Je n’ai pas évoqué les assassinats qui ont eu lieu le mois dernier à Belfast. Vous vous en souvenez peut-être, deux militaires britanniques ont été tués par le « Real IRA », une organisation dont je ne sais rien, mais dont les médias officiels disent qu’elle n’est constituée que de pauvres malfrats en mal d’aventure et sans projets, sans réelle coordination.
Je n’en ai pas parlé car je ne voulais pas heurter des sensibilités. Quand on est étranger, on a une sorte de devoir de réserve : parler de politique locale, c’est mal vécu par certains autochtones, c’était déjà vrai en Chine, et c’est certainement vrai en France. Mais on ne peut pourtant pas se taire éternellement. On ne peut pas vivre à Belfast et ne parler que des jolies montagnes, des jolis châteaux et des jolies filles. Même un étranger qui ne s’intéresse pas à la politique sera invité à aller visiter les Murals les plus présentables. Un autre étranger qui aime flâner en ville, verra d’autres fresques murales, moins touristiques et extrêmement violentes. En arrivant ici, en août, j’avais été frappé par la violence qui s’exprimait sur les murs et dans certains éléments urbains, dans des quartiers qui pourtant semblaient paisibles. J’en avais fait un petit billet pessimiste qui n’a pas été très bien reçu, pour cette raison qu’un étranger devrait plutôt la fermer. C’est assez sain, comme réaction, je ne me plains pas. Mais un étranger a aussi ce rôle à tenir, d’être un voyageur candide, et qui voit les choses d’un oeil neuf.
Alors de quoi faut-il parler, et comment ? Ce sont les deux questions que je me pose sans cesse. C’est un sujet qui dépasse de loin le seul cas de Belfast. Tous ceux qui vivent à l’étranger et qui éprouvent le désir légitime d’exprimer ce qu’ils ressentent sont contraints au même examen de conscience.
Mes amis chinois qui passent quelques mois en France sont dans le même cas.

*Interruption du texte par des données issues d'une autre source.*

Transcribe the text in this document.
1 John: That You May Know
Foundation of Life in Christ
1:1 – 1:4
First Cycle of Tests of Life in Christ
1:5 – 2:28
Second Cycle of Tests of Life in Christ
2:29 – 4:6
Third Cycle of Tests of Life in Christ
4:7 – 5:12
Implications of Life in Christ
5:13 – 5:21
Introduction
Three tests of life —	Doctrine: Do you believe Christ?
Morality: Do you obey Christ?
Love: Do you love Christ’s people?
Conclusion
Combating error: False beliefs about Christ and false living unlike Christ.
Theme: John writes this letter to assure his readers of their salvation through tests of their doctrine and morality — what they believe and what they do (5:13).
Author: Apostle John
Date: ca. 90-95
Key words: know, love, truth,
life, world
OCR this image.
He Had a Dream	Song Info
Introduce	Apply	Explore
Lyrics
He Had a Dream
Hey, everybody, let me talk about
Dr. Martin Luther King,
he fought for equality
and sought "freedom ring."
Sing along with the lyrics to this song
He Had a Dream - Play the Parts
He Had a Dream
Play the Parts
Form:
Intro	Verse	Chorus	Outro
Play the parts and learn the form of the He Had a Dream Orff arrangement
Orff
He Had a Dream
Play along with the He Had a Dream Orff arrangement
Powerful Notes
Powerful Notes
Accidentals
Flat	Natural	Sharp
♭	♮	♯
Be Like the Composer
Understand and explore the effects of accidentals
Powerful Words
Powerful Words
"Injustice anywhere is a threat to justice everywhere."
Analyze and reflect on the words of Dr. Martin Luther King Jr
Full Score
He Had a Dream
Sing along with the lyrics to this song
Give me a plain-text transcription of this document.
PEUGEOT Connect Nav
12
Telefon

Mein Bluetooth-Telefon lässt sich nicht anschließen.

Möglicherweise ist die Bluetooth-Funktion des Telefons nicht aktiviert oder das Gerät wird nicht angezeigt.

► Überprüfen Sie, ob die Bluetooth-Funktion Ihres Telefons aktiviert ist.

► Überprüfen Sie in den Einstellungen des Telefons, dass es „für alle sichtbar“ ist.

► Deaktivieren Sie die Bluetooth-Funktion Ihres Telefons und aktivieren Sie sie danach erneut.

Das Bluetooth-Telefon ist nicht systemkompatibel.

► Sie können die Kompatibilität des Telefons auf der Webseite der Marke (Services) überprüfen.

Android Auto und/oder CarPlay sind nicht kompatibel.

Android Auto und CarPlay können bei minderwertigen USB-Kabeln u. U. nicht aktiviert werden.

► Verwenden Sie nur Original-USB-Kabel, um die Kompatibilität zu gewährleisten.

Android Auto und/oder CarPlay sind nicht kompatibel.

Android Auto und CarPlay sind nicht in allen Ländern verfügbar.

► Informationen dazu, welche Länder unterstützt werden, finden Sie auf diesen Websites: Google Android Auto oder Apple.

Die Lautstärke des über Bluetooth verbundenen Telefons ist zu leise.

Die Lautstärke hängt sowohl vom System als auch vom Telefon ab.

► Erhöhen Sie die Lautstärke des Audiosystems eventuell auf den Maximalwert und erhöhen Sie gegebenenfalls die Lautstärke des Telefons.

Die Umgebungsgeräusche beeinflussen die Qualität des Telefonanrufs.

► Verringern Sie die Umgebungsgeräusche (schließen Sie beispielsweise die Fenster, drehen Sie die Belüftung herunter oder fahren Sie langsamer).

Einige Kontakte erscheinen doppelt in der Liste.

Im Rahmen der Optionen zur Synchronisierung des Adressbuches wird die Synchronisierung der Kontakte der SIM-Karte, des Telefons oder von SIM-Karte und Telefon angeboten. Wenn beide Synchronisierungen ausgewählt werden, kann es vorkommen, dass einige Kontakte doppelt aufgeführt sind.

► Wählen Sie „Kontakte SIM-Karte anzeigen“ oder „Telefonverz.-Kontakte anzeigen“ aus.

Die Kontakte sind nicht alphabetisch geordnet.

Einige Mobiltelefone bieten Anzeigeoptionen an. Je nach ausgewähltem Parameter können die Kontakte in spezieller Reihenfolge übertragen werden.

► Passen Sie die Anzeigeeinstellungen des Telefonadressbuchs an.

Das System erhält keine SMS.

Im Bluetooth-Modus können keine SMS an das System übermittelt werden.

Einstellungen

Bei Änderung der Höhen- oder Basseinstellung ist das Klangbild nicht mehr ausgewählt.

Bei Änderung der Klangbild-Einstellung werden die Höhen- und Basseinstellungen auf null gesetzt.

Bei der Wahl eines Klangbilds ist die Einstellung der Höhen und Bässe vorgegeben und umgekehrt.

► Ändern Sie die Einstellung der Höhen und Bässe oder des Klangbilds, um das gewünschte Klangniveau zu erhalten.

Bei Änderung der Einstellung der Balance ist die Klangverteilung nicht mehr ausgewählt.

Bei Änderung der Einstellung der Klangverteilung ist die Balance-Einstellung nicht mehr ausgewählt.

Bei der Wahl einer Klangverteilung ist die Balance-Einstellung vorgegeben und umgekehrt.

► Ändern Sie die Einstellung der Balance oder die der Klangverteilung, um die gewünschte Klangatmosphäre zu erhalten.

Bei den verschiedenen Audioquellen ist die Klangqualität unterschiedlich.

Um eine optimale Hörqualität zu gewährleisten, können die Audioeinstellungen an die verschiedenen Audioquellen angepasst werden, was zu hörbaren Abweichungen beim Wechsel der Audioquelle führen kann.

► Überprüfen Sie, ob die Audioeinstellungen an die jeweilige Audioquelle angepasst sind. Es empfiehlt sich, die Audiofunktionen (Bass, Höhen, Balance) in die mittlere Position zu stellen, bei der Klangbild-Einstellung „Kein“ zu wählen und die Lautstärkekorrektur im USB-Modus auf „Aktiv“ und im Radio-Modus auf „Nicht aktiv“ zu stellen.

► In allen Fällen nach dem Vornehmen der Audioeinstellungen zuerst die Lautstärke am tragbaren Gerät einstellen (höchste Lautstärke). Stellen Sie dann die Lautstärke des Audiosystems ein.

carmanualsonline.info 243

En règle générale, ils détestent. J’ai rencontré trois étudiantes l’autre jour lors d’un dîner à Paris, elles sont formelles sur un point : plus jamais la France, qui est idéale pour faire du tourisme, mais un enfer lorsqu’il s’agit d’y vivre. Une autre amie chinoise a créé sur Facebook un album photo sur son séjour d’un mois à Paris : dix images sinistres ; des affiches, des files d’attentes, un métro, une boutique vieillotte, des enfants derrière des grilles, etc. ; on a le sentiment d’un voyage traumatisant. Je lui demande depuis des mois d’écrire un récit de voyage, mais elle n’en a pas le temps, et peut-être pas l’envie.

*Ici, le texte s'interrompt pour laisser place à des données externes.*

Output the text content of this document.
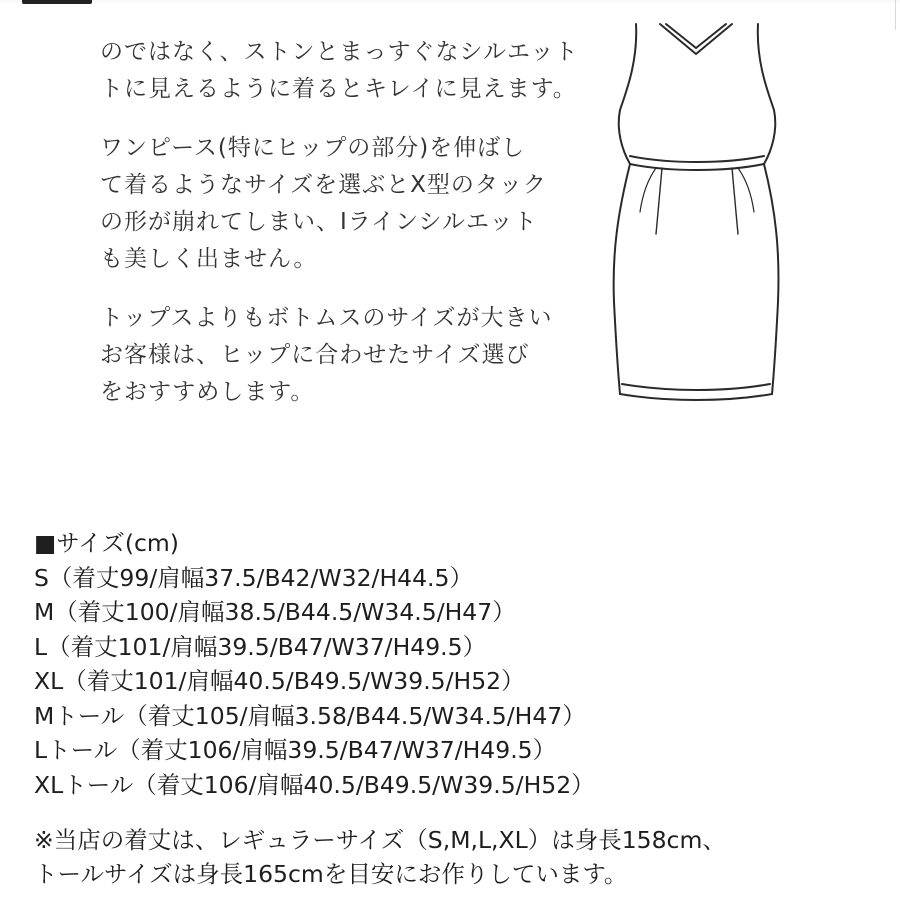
のではなく、ストンとまっすぐなシルエット
トに見えるように着るとキレイに見えます。

ワンピース(特にヒップの部分)を伸ばし
て着るようなサイズを選ぶとX型のタック
の形が崩れてしまい、Iラインシルエット
も美しく出ません。

トップスよりもボトムスのサイズが大きい
お客様は、ヒップに合わせたサイズ選び
をおすすめします。

■サイズ(cm)
S（着丈99/肩幅37.5/B42/W32/H44.5）
M（着丈100/肩幅38.5/B44.5/W34.5/H47）
L（着丈101/肩幅39.5/B47/W37/H49.5）
XL（着丈101/肩幅40.5/B49.5/W39.5/H52）
Mトール（着丈105/肩幅3.58/B44.5/W34.5/H47）
Lトール（着丈106/肩幅39.5/B47/W37/H49.5）
XLトール（着丈106/肩幅40.5/B49.5/W39.5/H52）
※当店の着丈は、レギュラーサイズ（S,M,L,XL）は身長158cm、
トールサイズは身長165cmを目安にお作りしています。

Si j’étais éditeur – mais que ne suis-je éditeur ? – je ferais une collection de petits récits de voyage écrits par des migrants, des étudiants et des chercheurs qui sont profondément déçus par la France. Pour ceux qui n’écrivent pas, j’embaucherais des gens pour leur faire raconter leurs périples et les retranscrire. Cette collection serait le première au monde et serait très utile pour les recherches sur la littérature des voyages.
C’est toute la question de l’éthique de l’étranger. Il n’est pas là pour critiquer, son récit nous ennuie s’il est essentiellement critique et négatif (sauf pour des chefs d’oeuvre comme Le poisson-scorpion de Nicolas Bouvier, qui est une magnifique descente en enfer, et qui donne de l’île de Ceylan une image tellement horrible qu’elle en devient fascinante et attirante). L’étranger n’a pas à être élogieux non plus. Alors que doit-il dire, publiquement s’entend ?
Si l’on répond à cette question par : « ne rien dire de négatif, pour ne blesser personne », alors il n’est plus question d’éthique mais de morale étroite ou de bonnes manières érigées en principe de vie. Je dis que l’étranger fait face à un problème éthique, c’est-à-dire qu’il doit éprouver la difficulté de la vie avec les autres : trouver l’équilibre entre la franchise qui permet une vraie communication avec autrui, et le savoir-vivre qui en évite les écueils. L’étranger ne veut pas blesser ses hôtes, mais il ne veut pas atrophier son regard ni sa parole. Il veut respecter se hôtes au point de leur dire la vérité de ses perceptions. Il doit d’autant moins réprimer sa parole que c’est elle qui sera le plus utile aux autochtones. Pour critiquer la France, Montesquieu n’a pas trouvé mieux que d’imaginer un Persan regarder nos moeurs avec l’oeil neuf et naïf de l’étranger. Aujourd’hui, nous devrions lire et écouter les Chinois vivant à Paris.